Un aspect frappant de l’épidémie était le profil de multirésistance de la souche de l’épidémie, en particulier la résistance à la kanamycine et à la gentamicine, et la présence de lnu(F), un déterminant de la résistance aux lincosamides, qui sont relativement rares pour S. Typhimurium monophasique en Europe . La souche épidémique est sensible aux fluoroquinolones, à l’azithromycine et aux céphalosporines de troisième génération, qui offrent des options de traitement efficaces pour les cas d’infection du sang, mais le profil inhabituel de RAM a fourni une caractéristique supplémentaire de la souche épidémique qui pourrait être évaluée par tous les pays dans les premiers stades d’investigation pour la détermination des cas et la génération éventuelle d’hypothèses. Cela souligne l’utilité d’inclure des profils de RAM plus rares dans les premières communications internationales et leur incorporation ultérieure dans le cadre des définitions internationales de cas d’épidémie, lorsque cela facilite l’identification des cas possibles ou probables avant l’application du WGS et/ou des enquêtes épidémiologiques pour confirmer les cas d’épidémie.

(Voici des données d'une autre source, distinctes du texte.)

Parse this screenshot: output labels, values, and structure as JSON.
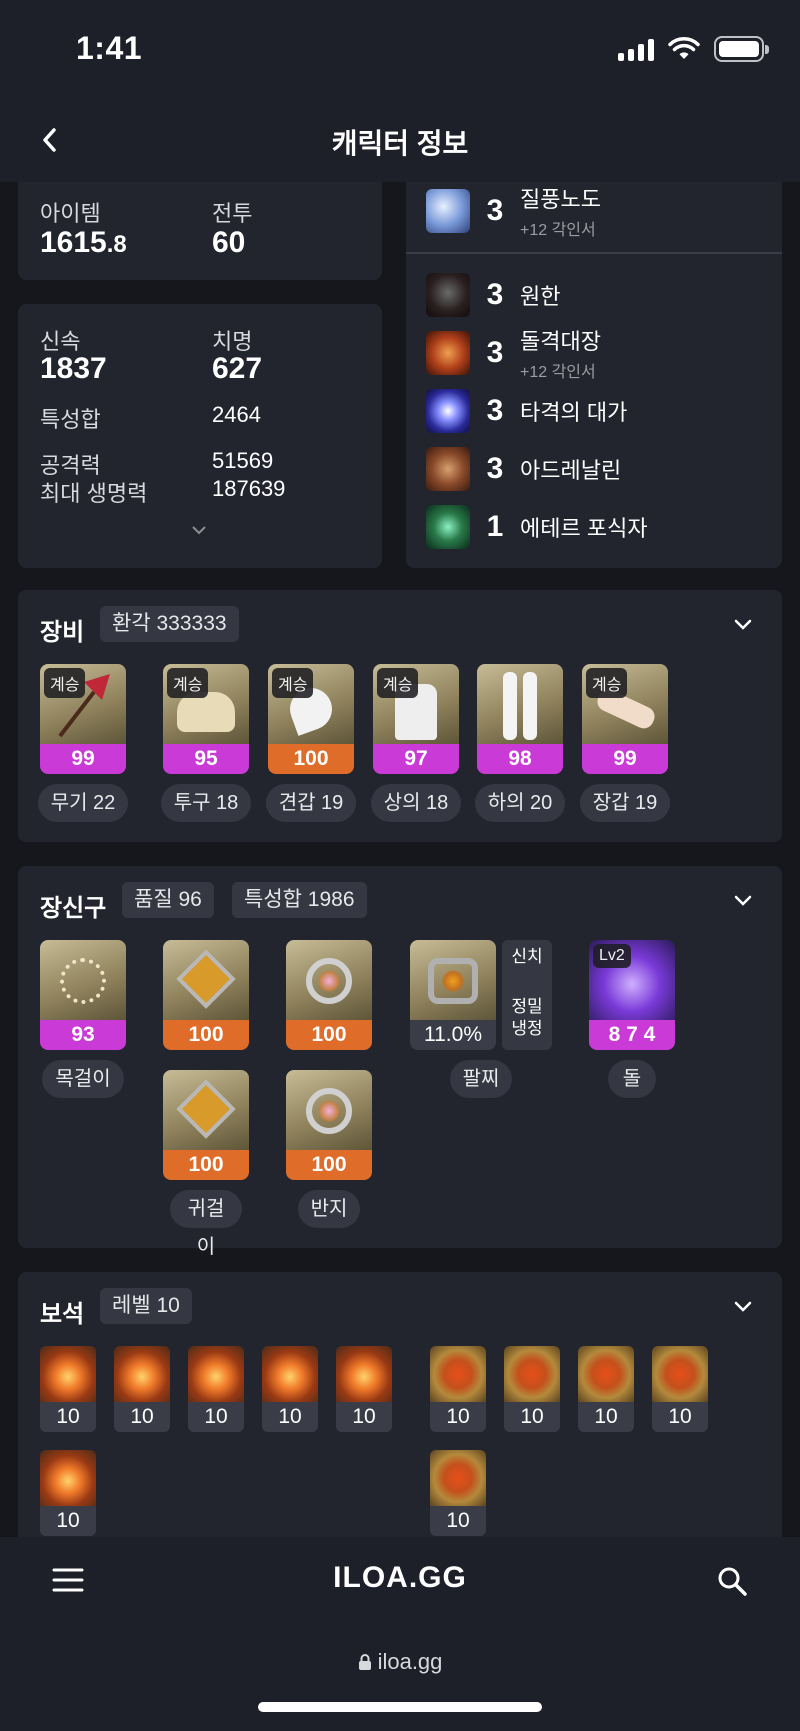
{
  "status": {
    "time": "1:41"
  },
  "header": {
    "title": "캐릭터 정보"
  },
  "levels": {
    "item_label": "아이템",
    "item_value_int": "1615",
    "item_value_dec": ".8",
    "combat_label": "전투",
    "combat_value": "60"
  },
  "stats": {
    "swift_label": "신속",
    "swift_value": "1837",
    "crit_label": "치명",
    "crit_value": "627",
    "sum_label": "특성합",
    "sum_value": "2464",
    "atk_label": "공격력",
    "atk_value": "51569",
    "hp_label": "최대 생명력",
    "hp_value": "187639"
  },
  "engravings": [
    {
      "level": "3",
      "name": "질풍노도",
      "sub": "+12 각인서",
      "icon": "gale-icon"
    },
    {
      "level": "3",
      "name": "원한",
      "sub": "",
      "icon": "grudge-icon"
    },
    {
      "level": "3",
      "name": "돌격대장",
      "sub": "+12 각인서",
      "icon": "raid-captain-icon"
    },
    {
      "level": "3",
      "name": "타격의 대가",
      "sub": "",
      "icon": "hit-master-icon"
    },
    {
      "level": "3",
      "name": "아드레날린",
      "sub": "",
      "icon": "adrenaline-icon"
    },
    {
      "level": "1",
      "name": "에테르 포식자",
      "sub": "",
      "icon": "ether-predator-icon"
    }
  ],
  "equipment": {
    "title": "장비",
    "tag": "환각 333333",
    "items": [
      {
        "badge": "계승",
        "quality": "99",
        "label": "무기 22",
        "color": "#c93ad6"
      },
      {
        "badge": "계승",
        "quality": "95",
        "label": "투구 18",
        "color": "#c93ad6"
      },
      {
        "badge": "계승",
        "quality": "100",
        "label": "견갑 19",
        "color": "#e06c2a"
      },
      {
        "badge": "계승",
        "quality": "97",
        "label": "상의 18",
        "color": "#c93ad6"
      },
      {
        "badge": "",
        "quality": "98",
        "label": "하의 20",
        "color": "#c93ad6"
      },
      {
        "badge": "계승",
        "quality": "99",
        "label": "장갑 19",
        "color": "#c93ad6"
      }
    ]
  },
  "accessories": {
    "title": "장신구",
    "tag_quality": "품질 96",
    "tag_stat": "특성합 1986",
    "necklace": {
      "quality": "93",
      "label": "목걸이"
    },
    "earring1": {
      "quality": "100"
    },
    "earring2": {
      "quality": "100"
    },
    "earring_label": "귀걸이",
    "ring1": {
      "quality": "100"
    },
    "ring2": {
      "quality": "100"
    },
    "ring_label": "반지",
    "bracelet": {
      "value": "11.0%",
      "label": "팔찌",
      "effect1": "신치",
      "effect2": "정밀",
      "effect3": "냉정"
    },
    "stone": {
      "badge": "Lv2",
      "value": "8 7 4",
      "label": "돌"
    }
  },
  "gems": {
    "title": "보석",
    "tag": "레벨 10",
    "left": [
      "10",
      "10",
      "10",
      "10",
      "10",
      "10"
    ],
    "right": [
      "10",
      "10",
      "10",
      "10",
      "10"
    ]
  },
  "bottom": {
    "logo": "ILOA.GG",
    "url": "iloa.gg"
  }
}
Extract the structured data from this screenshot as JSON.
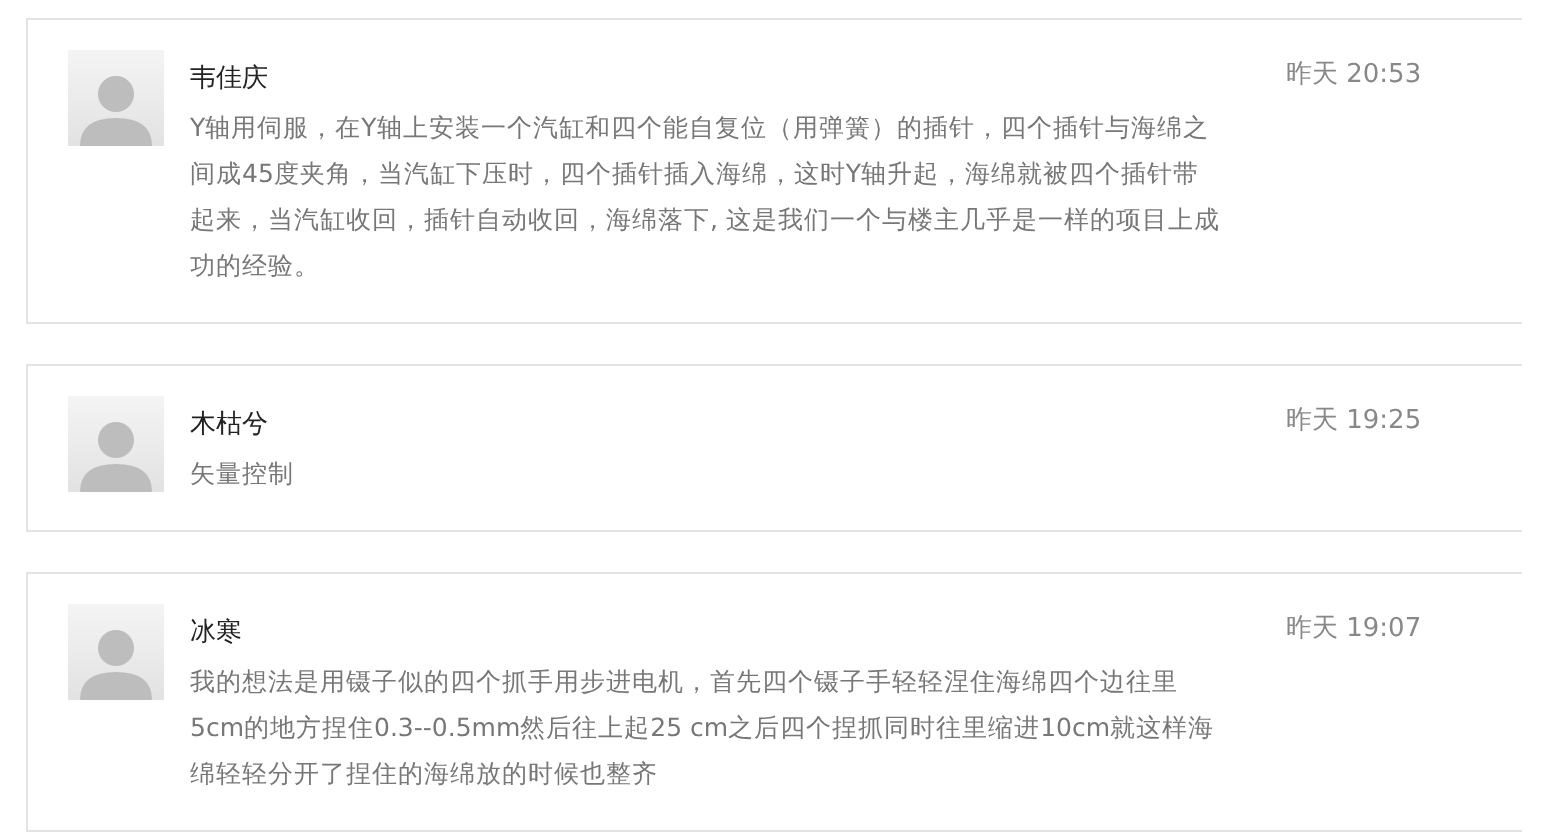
{
  "comments": [
    {
      "author": "韦佳庆",
      "time": "昨天 20:53",
      "text": "Y轴用伺服，在Y轴上安装一个汽缸和四个能自复位（用弹簧）的插针，四个插针与海绵之间成45度夹角，当汽缸下压时，四个插针插入海绵，这时Y轴升起，海绵就被四个插针带起来，当汽缸收回，插针自动收回，海绵落下, 这是我们一个与楼主几乎是一样的项目上成功的经验。"
    },
    {
      "author": "木枯兮",
      "time": "昨天 19:25",
      "text": "矢量控制"
    },
    {
      "author": "冰寒",
      "time": "昨天 19:07",
      "text": "我的想法是用镊子似的四个抓手用步进电机，首先四个镊子手轻轻涅住海绵四个边往里5cm的地方捏住0.3--0.5mm然后往上起25 cm之后四个捏抓同时往里缩进10cm就这样海绵轻轻分开了捏住的海绵放的时候也整齐"
    }
  ]
}
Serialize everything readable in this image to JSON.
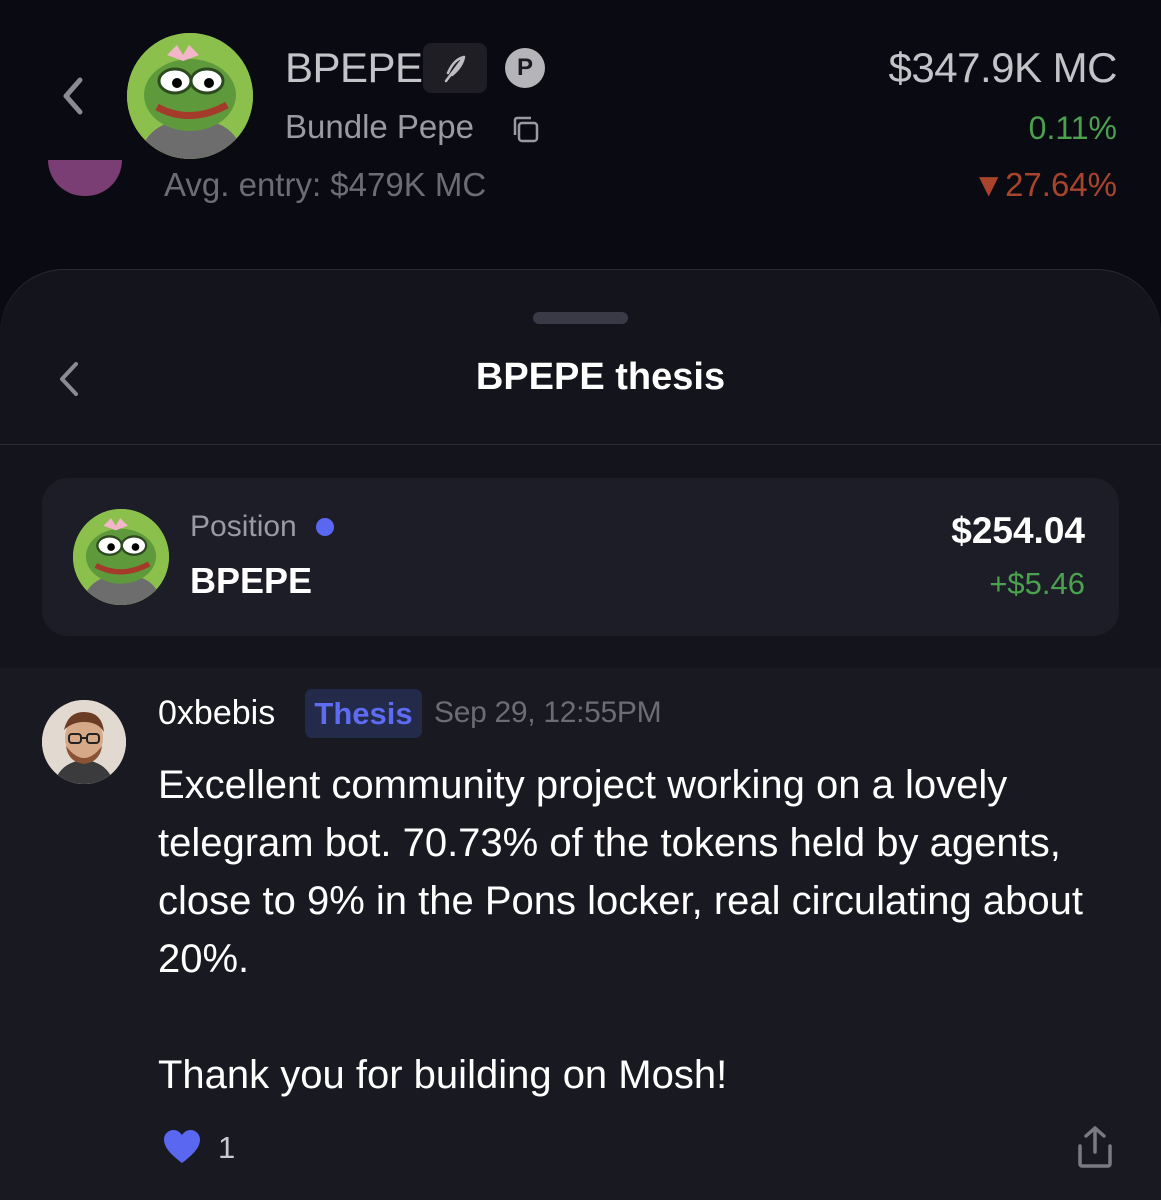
{
  "header": {
    "token_ticker": "BPEPE",
    "token_name": "Bundle Pepe",
    "market_cap": "$347.9K MC",
    "market_cap_change": "0.11%",
    "avg_entry": "Avg. entry: $479K MC",
    "pnl_percent": "▼27.64%",
    "badge_letter": "P"
  },
  "sheet": {
    "title": "BPEPE thesis"
  },
  "position": {
    "label": "Position",
    "ticker": "BPEPE",
    "value": "$254.04",
    "change": "+$5.46"
  },
  "comment": {
    "username": "0xbebis",
    "badge": "Thesis",
    "timestamp": "Sep 29, 12:55PM",
    "body_line_1": "Excellent community project working on a lovely telegram bot. 70.73% of the tokens held by agents, close to 9% in the Pons locker, real circulating about 20%.",
    "body_line_2": "Thank you for building on Mosh!",
    "like_count": "1"
  },
  "colors": {
    "accent": "#5a67f0",
    "positive": "#4aa24e",
    "negative": "#a8432c",
    "sheet_bg": "#14141d"
  },
  "icons": [
    "back-chevron-icon",
    "quill-icon",
    "copy-icon",
    "heart-icon",
    "share-icon"
  ]
}
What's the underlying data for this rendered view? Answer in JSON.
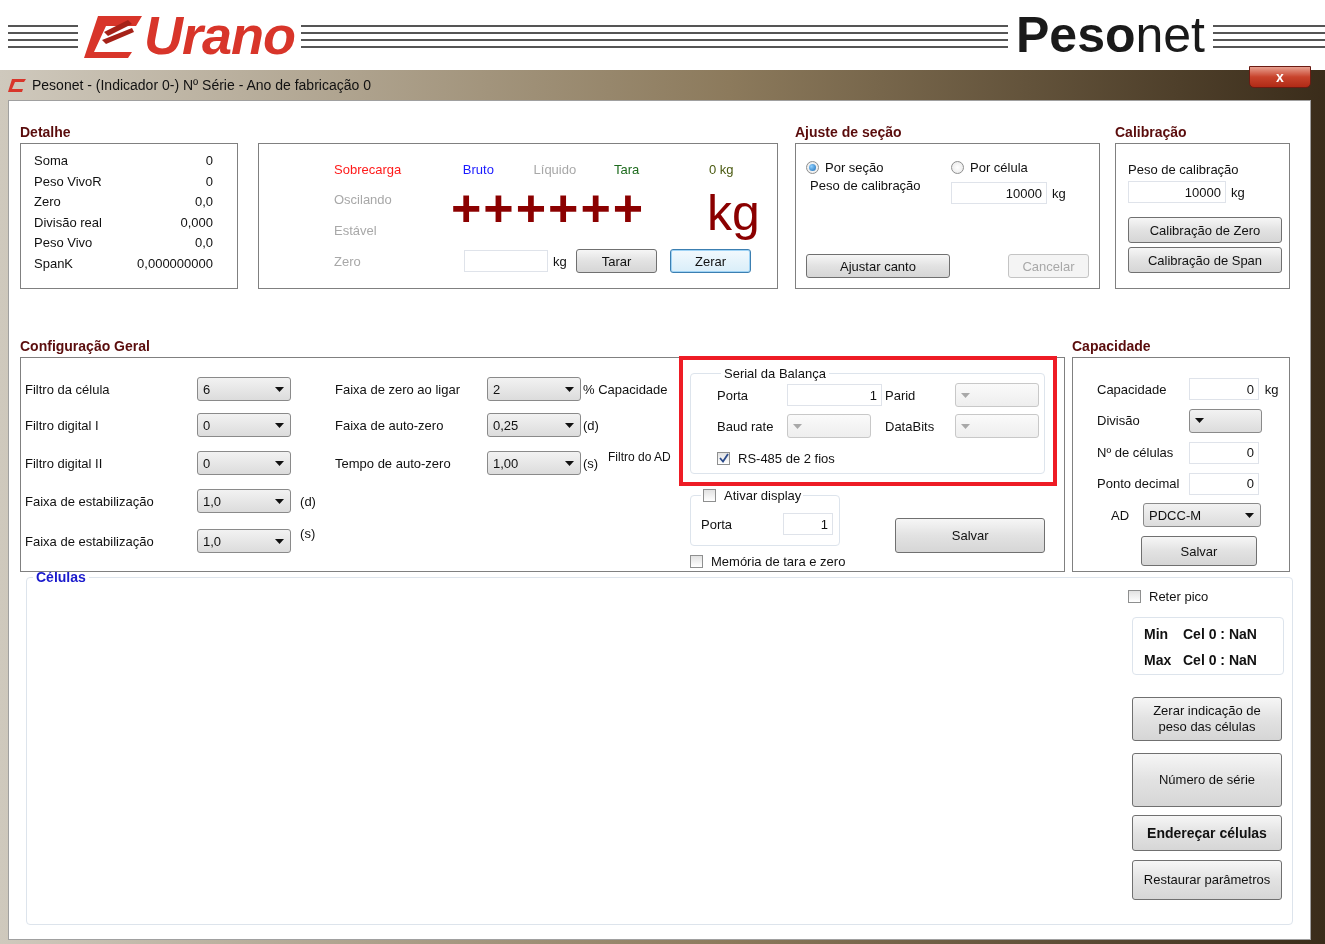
{
  "header": {
    "brand_left": "Urano",
    "brand_right": "**Peso**net"
  },
  "window": {
    "title": "Pesonet - (Indicador 0-) Nº Série  - Ano de fabricação 0",
    "close": "x"
  },
  "detalhe": {
    "title": "Detalhe",
    "rows": [
      {
        "label": "Soma",
        "value": "0"
      },
      {
        "label": "Peso VivoR",
        "value": "0"
      },
      {
        "label": "Zero",
        "value": "0,0"
      },
      {
        "label": "Divisão real",
        "value": "0,000"
      },
      {
        "label": "Peso Vivo",
        "value": "0,0"
      },
      {
        "label": "SpanK",
        "value": "0,000000000"
      }
    ]
  },
  "display": {
    "indicators": [
      {
        "label": "Sobrecarga",
        "color": "#ff1a1a"
      },
      {
        "label": "Bruto",
        "color": "#1a1aff"
      },
      {
        "label": "Líquido",
        "color": "#a8a8a8"
      },
      {
        "label": "Tara",
        "color": "#1e6b1e"
      },
      {
        "label": "0 kg",
        "color": "#4a5a10"
      }
    ],
    "states": [
      "Oscilando",
      "Estável",
      "Zero"
    ],
    "reading": "++++++",
    "unit": "kg",
    "tare_unit": "kg",
    "buttons": [
      {
        "label": "Tarar",
        "focused": false
      },
      {
        "label": "Zerar",
        "focused": true
      }
    ]
  },
  "ajuste": {
    "title": "Ajuste de seção",
    "options": [
      {
        "label": "Por seção",
        "selected": true
      },
      {
        "label": "Por célula",
        "selected": false
      }
    ],
    "weight_label": "Peso de calibração",
    "weight_value": "10000",
    "unit": "kg",
    "buttons": [
      {
        "label": "Ajustar canto",
        "disabled": false
      },
      {
        "label": "Cancelar",
        "disabled": true
      }
    ]
  },
  "calibracao": {
    "title": "Calibração",
    "weight_label": "Peso de calibração",
    "weight_value": "10000",
    "unit": "kg",
    "buttons": [
      "Calibração de Zero",
      "Calibração de Span"
    ]
  },
  "config": {
    "title": "Configuração Geral",
    "left": [
      {
        "label": "Filtro da célula",
        "value": "6"
      },
      {
        "label": "Filtro digital I",
        "value": "0"
      },
      {
        "label": "Filtro digital II",
        "value": "0"
      },
      {
        "label": "Faixa de estabilização",
        "value": "1,0",
        "unit": "(d)"
      },
      {
        "label": "Faixa de estabilização",
        "value": "1,0",
        "unit": "(s)"
      }
    ],
    "middle": [
      {
        "label": "Faixa de zero ao ligar",
        "value": "2",
        "unit": "% Capacidade"
      },
      {
        "label": "Faixa de auto-zero",
        "value": "0,25",
        "unit": "(d)"
      },
      {
        "label": "Tempo de auto-zero",
        "value": "1,00",
        "unit": "(s)"
      }
    ],
    "ad_filter_label": "Filtro do AD",
    "serial": {
      "title": "Serial da Balança",
      "fields": [
        {
          "label": "Porta",
          "kind": "text",
          "value": "1"
        },
        {
          "label": "Parid",
          "kind": "dropdown"
        },
        {
          "label": "Baud rate",
          "kind": "dropdown"
        },
        {
          "label": "DataBits",
          "kind": "dropdown"
        }
      ],
      "rs485": {
        "label": "RS-485 de 2 fios",
        "checked": true
      }
    },
    "display_group": {
      "label": "Ativar display",
      "checked": false,
      "port_label": "Porta",
      "port_value": "1"
    },
    "memory": {
      "label": "Memória de tara e zero",
      "checked": false
    },
    "save": "Salvar"
  },
  "capacidade": {
    "title": "Capacidade",
    "fields": [
      {
        "label": "Capacidade",
        "kind": "text",
        "value": "0",
        "unit": "kg"
      },
      {
        "label": "Divisão",
        "kind": "dropdown"
      },
      {
        "label": "Nº de células",
        "kind": "text",
        "value": "0"
      },
      {
        "label": "Ponto decimal",
        "kind": "text",
        "value": "0"
      },
      {
        "label": "AD",
        "kind": "dropdown",
        "value": "PDCC-M"
      }
    ],
    "save": "Salvar"
  },
  "celulas": {
    "title": "Células",
    "peak": {
      "label": "Reter pico",
      "checked": false
    },
    "stats": [
      {
        "label": "Min",
        "value": "Cel 0 : NaN"
      },
      {
        "label": "Max",
        "value": "Cel 0 : NaN"
      }
    ],
    "buttons": [
      {
        "label": "Zerar indicação de peso das células",
        "bold": false
      },
      {
        "label": "Número de série",
        "bold": false
      },
      {
        "label": "Endereçar células",
        "bold": true
      },
      {
        "label": "Restaurar parâmetros",
        "bold": false
      }
    ]
  }
}
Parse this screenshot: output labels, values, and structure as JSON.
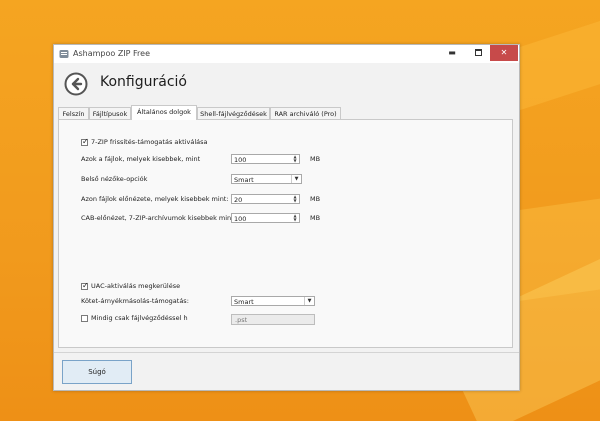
{
  "window": {
    "title": "Ashampoo ZIP Free",
    "page_title": "Konfiguráció"
  },
  "tabs": [
    {
      "label": "Felszín"
    },
    {
      "label": "Fájltípusok"
    },
    {
      "label": "Általános dolgok",
      "active": true
    },
    {
      "label": "Shell-fájlvégződések"
    },
    {
      "label": "RAR archiváló (Pro)"
    }
  ],
  "settings": {
    "zip7_support": {
      "label": "7-ZIP frissítés-támogatás aktiválása",
      "checked": true
    },
    "files_smaller_than": {
      "label": "Azok a fájlok, melyek kisebbek, mint",
      "value": "100",
      "unit": "MB"
    },
    "internal_viewer": {
      "label": "Belső nézőke-opciók",
      "value": "Smart"
    },
    "preview_smaller_than": {
      "label": "Azon fájlok előnézete, melyek kisebbek mint:",
      "value": "20",
      "unit": "MB"
    },
    "cab_preview": {
      "label": "CAB-előnézet, 7-ZIP-archívumok kisebbek mint:",
      "value": "100",
      "unit": "MB"
    },
    "uac_bypass": {
      "label": "UAC-aktiválás megkerülése",
      "checked": true
    },
    "volume_shadow": {
      "label": "Kötet-árnyékmásolás-támogatás:",
      "value": "Smart"
    },
    "always_extension": {
      "label": "Mindig csak fájlvégződéssel h",
      "checked": false,
      "value": ".pst"
    }
  },
  "footer": {
    "help_label": "Súgó"
  },
  "colors": {
    "desktop": "#f19a1d",
    "close_button": "#c74a4a",
    "help_button_border": "#7aa3c8"
  }
}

La notification précoce de la détection de l’épidémie et des résultats préliminaires de l’enquête britannique, suivie d’une collaboration rapide entre plusieurs pays dans le partage d’informations, a été essentielle pour faire progresser rapidement les enquêtes sur l’épidémie. Les informations épidémiologiques descriptives ont fourni des preuves solides impliquant le véhicule de l’infection, en particulier lorsqu’elles ont été fusionnées au niveau international, permettant aux autorités de santé publique et de sécurité alimentaire d’entreprendre rapidement les contrôles nécessaires. Les informations ultérieures sur la détection de la souche épidémique dans l’installation de traitement impliquée en décembre 2021 ont fourni une confirmation microbiologique supplémentaire du lien entre les produits de l’entreprise et l’épidémie à l’échelle européenne.